Walking with a limp is a testimony to God’s faithfulness to us; and it is far more effective than the testimony of the powerful, because it points others who feel the sharp pain of sin and misery to the God who has given them the ability to feel that pain and who promises to rescue them from the power of sin.
Editor’s note: In this post, Eric Landry, drawing upon the story of Jacob, shares his pastoral wisdom about discipleship and the Christian life. In the story of Jacob, God gives Jacob a wound leaving him with a limp. This weakness in Jacob was a sign of God’s power and Jacobs ongoing need to depend upon the Lord. As Jacob lived by faith in the promise of God, he had an ongoing reminder that God’s power was manifest in his weakness.

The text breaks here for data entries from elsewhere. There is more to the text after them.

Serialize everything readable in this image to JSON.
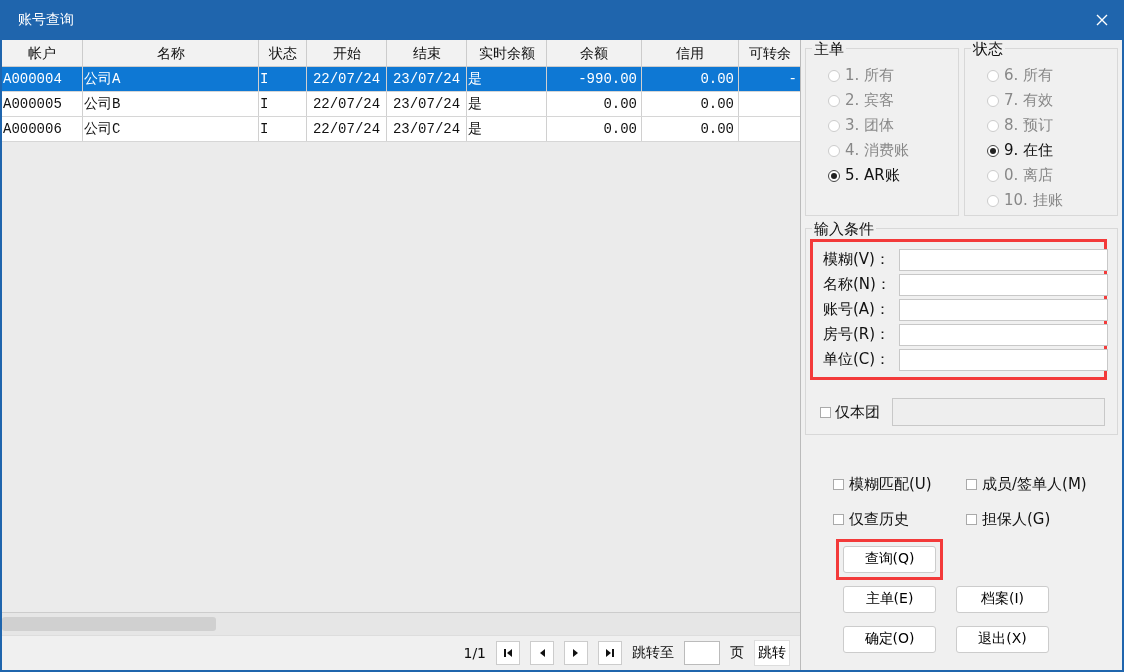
{
  "window": {
    "title": "账号查询"
  },
  "table": {
    "columns": [
      "帐户",
      "名称",
      "状态",
      "开始",
      "结束",
      "实时余额",
      "余额",
      "信用",
      "可转余"
    ],
    "rows": [
      {
        "selected": true,
        "cells": [
          "A000004",
          "公司A",
          "I",
          "22/07/24",
          "23/07/24",
          "是",
          "-990.00",
          "0.00",
          "-"
        ]
      },
      {
        "selected": false,
        "cells": [
          "A000005",
          "公司B",
          "I",
          "22/07/24",
          "23/07/24",
          "是",
          "0.00",
          "0.00"
        ]
      },
      {
        "selected": false,
        "cells": [
          "A000006",
          "公司C",
          "I",
          "22/07/24",
          "23/07/24",
          "是",
          "0.00",
          "0.00"
        ]
      }
    ]
  },
  "pager": {
    "page": "1/1",
    "jump_label": "跳转至",
    "page_unit": "页",
    "jump_button": "跳转"
  },
  "main_bill": {
    "title": "主单",
    "options": [
      {
        "label": "1. 所有",
        "selected": false
      },
      {
        "label": "2. 宾客",
        "selected": false
      },
      {
        "label": "3. 团体",
        "selected": false
      },
      {
        "label": "4. 消费账",
        "selected": false
      },
      {
        "label": "5. AR账",
        "selected": true
      }
    ]
  },
  "status": {
    "title": "状态",
    "options": [
      {
        "label": "6. 所有",
        "selected": false
      },
      {
        "label": "7. 有效",
        "selected": false
      },
      {
        "label": "8. 预订",
        "selected": false
      },
      {
        "label": "9. 在住",
        "selected": true
      },
      {
        "label": "0. 离店",
        "selected": false
      },
      {
        "label": "10. 挂账",
        "selected": false
      }
    ]
  },
  "input_conditions": {
    "title": "输入条件",
    "highlighted": true,
    "fields": [
      {
        "label": "模糊(V)："
      },
      {
        "label": "名称(N)："
      },
      {
        "label": "账号(A)："
      },
      {
        "label": "房号(R)："
      },
      {
        "label": "单位(C)："
      }
    ],
    "group_only": {
      "label": "仅本团",
      "checked": false
    }
  },
  "options": [
    {
      "label": "模糊匹配(U)",
      "checked": false
    },
    {
      "label": "成员/签单人(M)",
      "checked": false
    },
    {
      "label": "仅查历史",
      "checked": false
    },
    {
      "label": "担保人(G)",
      "checked": false
    }
  ],
  "buttons": [
    {
      "label": "查询(Q)",
      "highlighted": true
    },
    {
      "label": "主单(E)",
      "highlighted": false
    },
    {
      "label": "档案(I)",
      "highlighted": false
    },
    {
      "label": "确定(O)",
      "highlighted": false
    },
    {
      "label": "退出(X)",
      "highlighted": false
    }
  ]
}
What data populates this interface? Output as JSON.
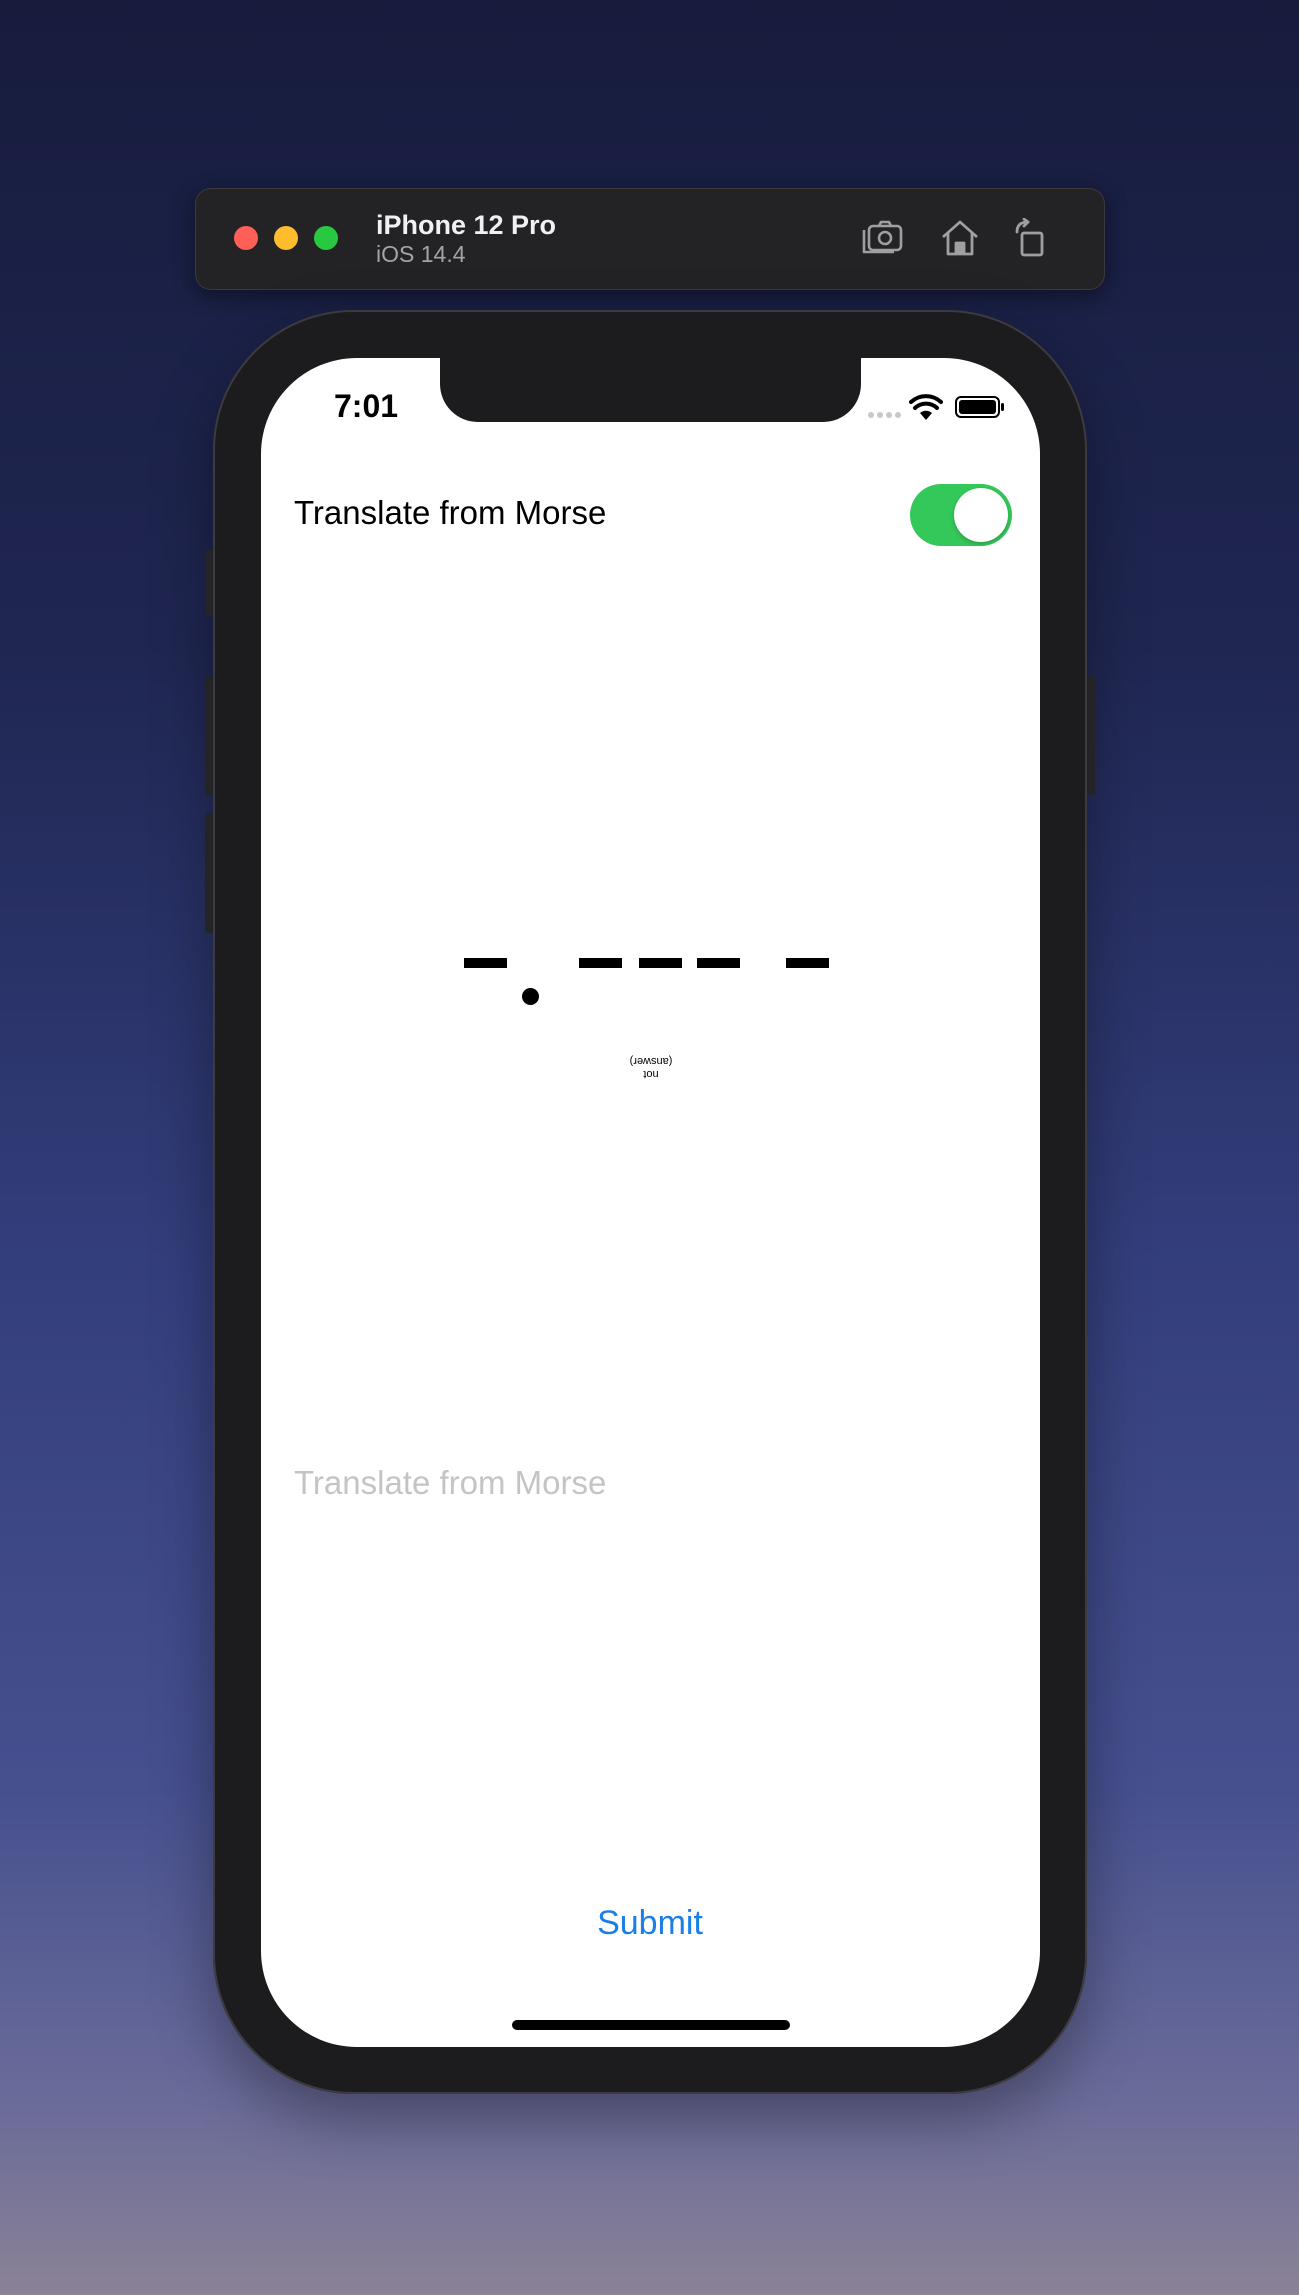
{
  "window": {
    "device_name": "iPhone 12 Pro",
    "os_version": "iOS 14.4",
    "toolbar_icons": [
      "screenshot-icon",
      "home-icon",
      "rotate-icon"
    ]
  },
  "status_bar": {
    "time": "7:01",
    "icons": [
      "cellular-dots-icon",
      "wifi-icon",
      "battery-icon"
    ]
  },
  "app": {
    "toggle_label": "Translate from Morse",
    "toggle_on": true,
    "morse_symbols": [
      "-",
      ".",
      "-",
      "-",
      "-",
      "-"
    ],
    "answer_hint": [
      "not",
      "(answer)"
    ],
    "input_value": "",
    "input_placeholder": "Translate from Morse",
    "submit_label": "Submit"
  },
  "colors": {
    "toggle_on": "#34c759",
    "link_blue": "#1b7fe6",
    "placeholder_gray": "#c4c4c6"
  }
}
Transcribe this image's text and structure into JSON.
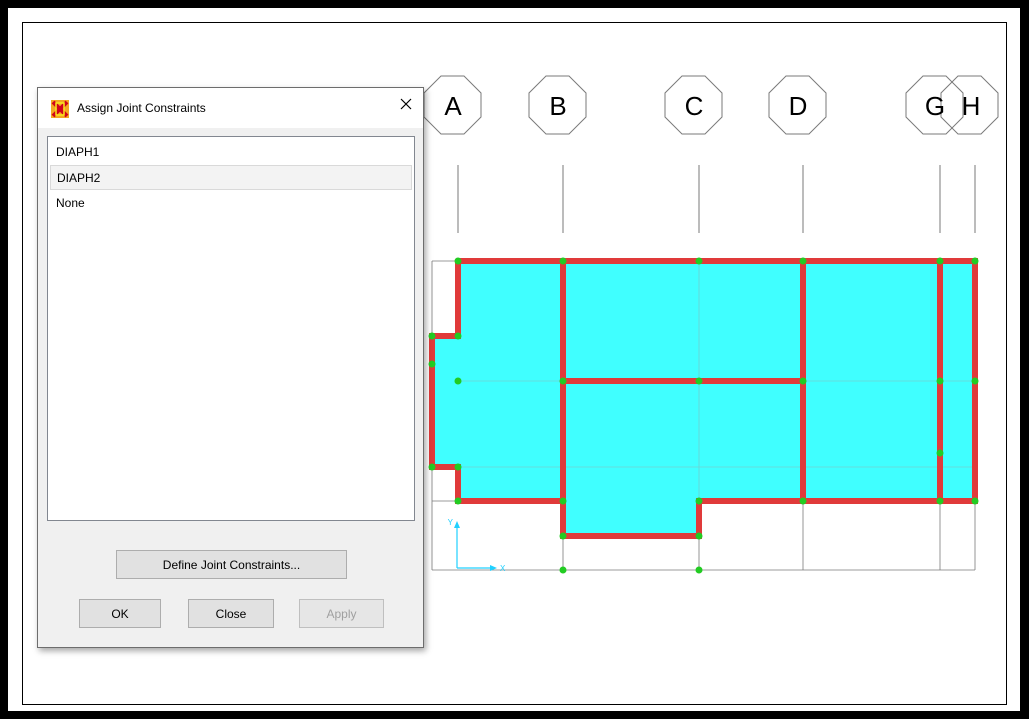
{
  "dialog": {
    "title": "Assign Joint Constraints",
    "close_label": "×",
    "constraints": [
      "DIAPH1",
      "DIAPH2",
      "None"
    ],
    "selected": "DIAPH2",
    "define_button": "Define Joint Constraints...",
    "ok_button": "OK",
    "close_button": "Close",
    "apply_button": "Apply"
  },
  "grid": {
    "labels": [
      "A",
      "B",
      "C",
      "D",
      "G",
      "H"
    ],
    "axis_x": "X",
    "axis_y": "Y"
  },
  "colors": {
    "slab_fill": "#40ffff",
    "beam": "#e03a3a",
    "joint": "#22cc22",
    "gridline": "#7a7a7a",
    "axis": "#20d0ff"
  }
}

As a pastor, I often find myself in my office, in a living room, or across a café table trying to help people make sense of the mess they have made of their lives. They want so desperately to be free from the pain their sin has caused; they want so quickly to turn a page and get on with life. They want to know that they are forgiven and that everything will be okay.
With profound gratitude to God for giving me the rights and responsibilities of my office, I gladly tell them that God in Christ has, in fact, forgiven them of their sin. But the joy and relief that absolution brings quickly fades as I tell them that God may not rescue them from the effects of their sin.